Inferred filter fields (mark when inferred)
Fill these when you can, using the source text first, then reasonable inference:
indoor_outdoor: one ofindoor,outdoor,either.space_needed: one ofmic,mediu,mare(small / medium / large area).participants_min,participants_max: integers (people).duration_min,duration_max: integers (minutes).age_group_min,age_group_max: integers (years).
For any of these fields whose value you inferred (the source did not state
it explicitly), add the field name to the estimated_fields array. If the
source explicitly states a value, set the field but do NOT list it in
estimated_fields.
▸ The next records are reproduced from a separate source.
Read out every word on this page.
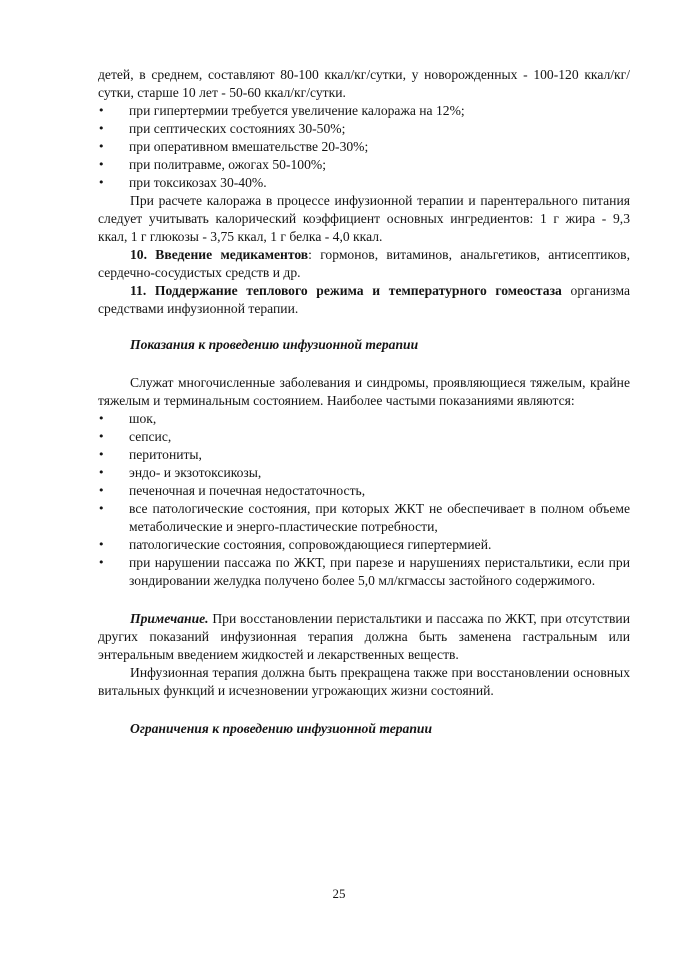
детей, в среднем, составляют 80-100 ккал/кг/сутки, у новорожденных - 100-120 ккал/кг/сутки, старше 10 лет - 50-60 ккал/кг/сутки.

• при гипертермии требуется увеличение калоража на 12%;
• при септических состояниях 30-50%;
• при оперативном вмешательстве 20-30%;
• при политравме, ожогах 50-100%;
• при токсикозах 30-40%.

При расчете калоража в процессе инфузионной терапии и парентерального питания следует учитывать калорический коэффициент основных ингредиентов: 1 г жира - 9,3 ккал, 1 г глюкозы - 3,75 ккал, 1 г белка - 4,0 ккал.

10. Введение медикаментов: гормонов, витаминов, анальгетиков, антисептиков, сердечно-сосудистых средств и др.

11. Поддержание теплового режима и температурного гомеостаза организма средствами инфузионной терапии.

Показания к проведению инфузионной терапии

Служат многочисленные заболевания и синдромы, проявляющиеся тяжелым, крайне тяжелым и терминальным состоянием. Наиболее частыми показаниями являются:

• шок,
• сепсис,
• перитониты,
• эндо- и экзотоксикозы,
• печеночная и почечная недостаточность,
• все патологические состояния, при которых ЖКТ не обеспечивает в полном объеме метаболические и энерго-пластические потребности,
• патологические состояния, сопровождающиеся гипертермией.
• при нарушении пассажа по ЖКТ, при парезе и нарушениях перистальтики, если при зондировании желудка получено более 5,0 мл/кгмассы застойного содержимого.

Примечание. При восстановлении перистальтики и пассажа по ЖКТ, при отсутствии других показаний инфузионная терапия должна быть заменена гастральным или энтеральным введением жидкостей и лекарственных веществ.

Инфузионная терапия должна быть прекращена также при восстановлении основных витальных функций и исчезновении угрожающих жизни состояний.

Ограничения к проведению инфузионной терапии

25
Omit a field entirely if you have no basis at all — do not
guess wildly just to fill it.
Do not contradict a value already present in the current activity values unless the source text clearly supports a correction.
Enum vocabulary (fixed — use these exact slugs)
indoor_outdoor:indoor|outdoor|eitherspace_needed:mic|mediu|mare
Output format
Write exactly one JSON object to data/enrichment_parts/<content_key>.json:
{
"content_key": "<the exact key from the prompt>",
"name_ro": "…",
"description_ro": "…",
"rules_ro": "…",
"variations_ro": "…",
"indoor_outdoor": "outdoor",
"space_needed": "mediu",
"participants_min": 6,
"participants_max": 20,
"duration_min": 15,
"duration_max": 30,
"age_group_min": 8,
"age_group_max": 14,
"estimated_fields": ["space_needed", "duration_min", "duration_max"]
}
Include only the fields you actually fill. Always include content_key and
estimated_fields (use [] if nothing was inferred). Output valid JSON only —
no commentary, no markdown fences in the file itself.
Report
After writing the file, report in under 30 words: the activity name and which fields you estimated.